Introduction / Context:
This question tests basic logical reasoning and the ability to distinguish between what is actually stated and what is merely assumed. We are given a short statement where a friend tells Sajit that Kirti played a very good shot on the pitch. From this, we must decide which conclusion, if any, logically follows: that Sajit likes cricket, or that Kirti is a good player. This is a classic example of analysing everyday language without adding extra assumptions.
Given Data / Assumptions:
- Statement: A friend says to Sajit, 'Kirti played a very good shot on the pitch.'
- Conclusion I: Sajit likes cricket.
- Conclusion II: Kirti is a good player.
- We treat only the given statement as true and do not add extra information about personalities or habits unless it is clearly implied.
Concept / Approach:
Logical conclusion questions require us to see if a conclusion must be true every time the statement is true. If a conclusion could be false in some possible situation while the statement remains true, then that conclusion does not logically follow. We need to examine whether liking cricket or being a good player is forced by the friend's comment, or whether those are just plausible but not necessary interpretations.
Step-by-Step Solution:
Step 1: Analyse the statement carefully. The only explicit information is that Kirti played a very good shot and that this is being reported to Sajit by a friend.
Step 2: Check Conclusion I – Sajit likes cricket. Does the statement say or imply that Sajit likes cricket? Not directly. The friend may simply be telling Sajit about an event, even if Sajit does not care about cricket at all. The fact that someone tells you something does not logically guarantee that you like that subject.
Step 3: Since we can imagine a situation where the statement is true (the friend speaks to Sajit) and yet Sajit does not like cricket, Conclusion I is not a must. Therefore, Conclusion I does not logically follow.
Step 4: Check Conclusion II – Kirti is a good player. The statement only says Kirti played a very good shot on one occasion. Even a beginner or a generally weak player might occasionally play a very good shot. One isolated performance is not sufficient to classify someone as a good player overall.
Step 5: Therefore, there exists a possible situation where the statement is true (Kirti hits one good shot) and Kirti is still not generally a good player. Hence, Conclusion II also does not logically follow.
Verification / Alternative check:
Imagine Kirti is a novice who usually misses the ball but once connects and plays a beautiful shot. The friend truthfully says, 'Kirti played a very good shot.' Yet this does not make Kirti a consistently good player.
Similarly, Sajit might dislike cricket but the friend still mentions the incident casually. So the statement can be true regardless of Sajit's interest in cricket.

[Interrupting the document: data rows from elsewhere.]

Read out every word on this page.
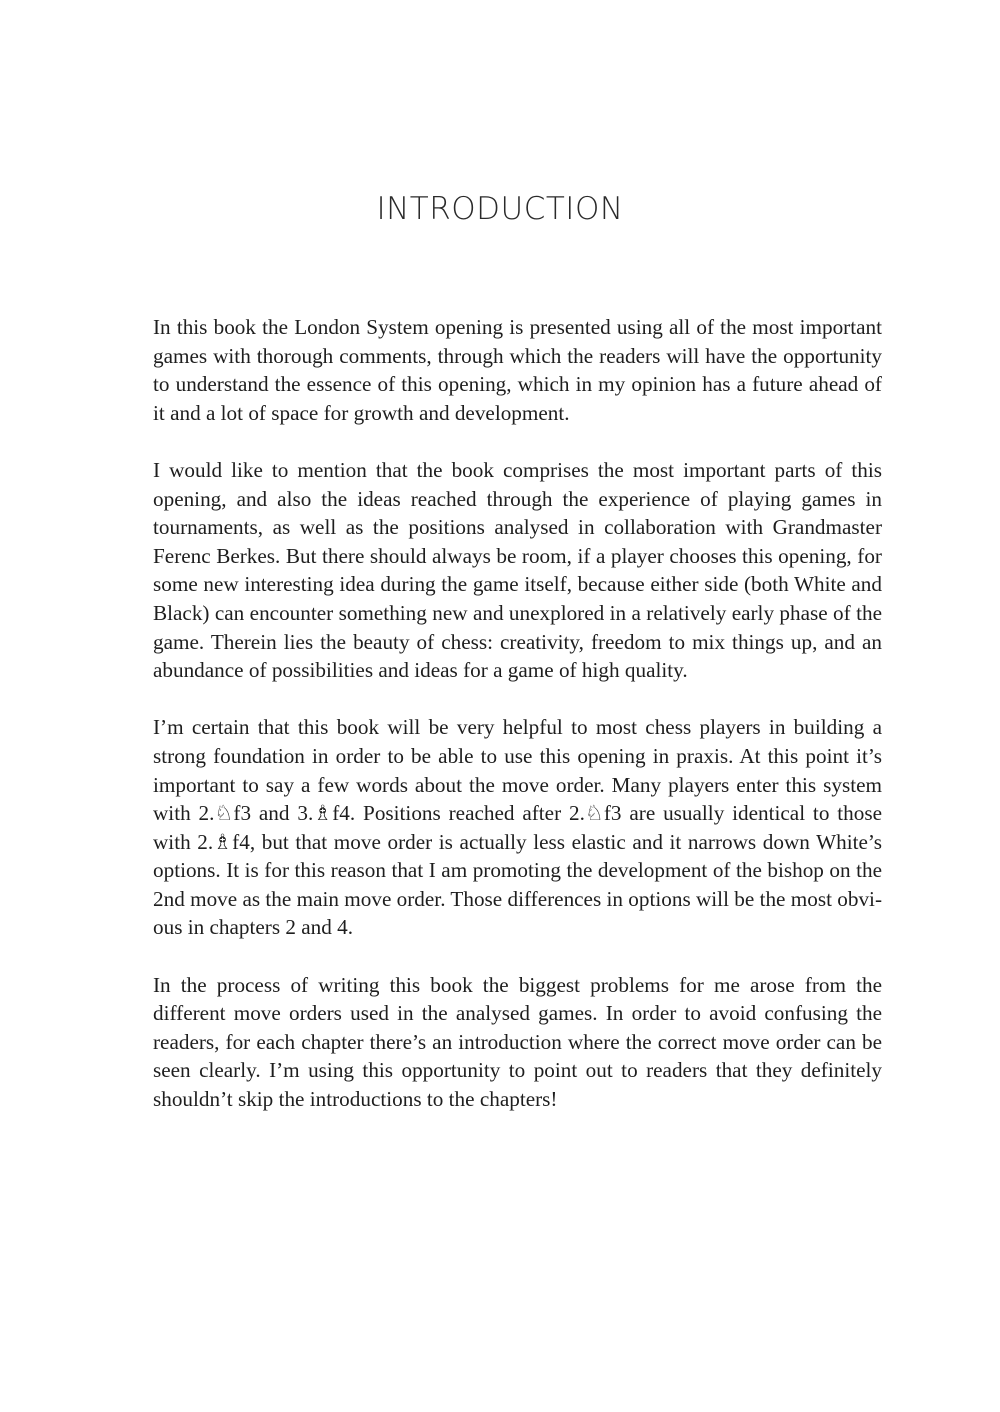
INTRODUCTION

In this book the London System opening is presented using all of the most important games with thorough comments, through which the readers will have the opportunity to understand the essence of this opening, which in my opinion has a future ahead of it and a lot of space for growth and development.

I would like to mention that the book comprises the most important parts of this opening, and also the ideas reached through the experience of playing games in tournaments, as well as the positions analysed in collaboration with Grandmaster Ferenc Berkes. But there should always be room, if a player chooses this opening, for some new interesting idea during the game itself, because either side (both White and Black) can encounter something new and unexplored in a relatively early phase of the game. Therein lies the beauty of chess: creativity, freedom to mix things up, and an abundance of possibilities and ideas for a game of high quality.

I’m certain that this book will be very helpful to most chess players in building a strong foundation in order to be able to use this opening in praxis. At this point it’s important to say a few words about the move order. Many players enter this system with 2.♘f3 and 3.♗f4. Positions reached after 2.♘f3 are usually identical to those with 2.♗f4, but that move order is actually less elastic and it narrows down White’s options. It is for this reason that I am promoting the development of the bishop on the 2nd move as the main move order. Those differences in options will be the most obvious in chapters 2 and 4.

In the process of writing this book the biggest problems for me arose from the different move orders used in the analysed games. In order to avoid confusing the readers, for each chapter there’s an introduction where the correct move order can be seen clearly. I’m using this opportunity to point out to readers that they definitely shouldn’t skip the introductions to the chapters!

Why Other Options Are Wrong:
Option A (Conclusion I alone follows) is wrong because liking cricket is never stated or compelled by the sentence.
Option B (Conclusion II alone follows) is wrong because one good shot does not logically prove that Kirti is a generally good player.
Option D (Both conclusions follow) is wrong because neither conclusion is guaranteed by the given statement.
Common Pitfalls:
Students often confuse 'plausible' with 'logically certain'. It may be reasonable to suspect that Sajit likes cricket or that Kirti is good, but the question asks what must follow.
Another pitfall is reading additional information into the sentence, such as assuming the friend would only speak about cricket to a cricket lover, which is not necessarily true.
Final Answer:
Since neither Sajit's liking of cricket nor Kirti's overall skill level is guaranteed by the given remark, neither conclusion I nor conclusion II logically follows from the statement.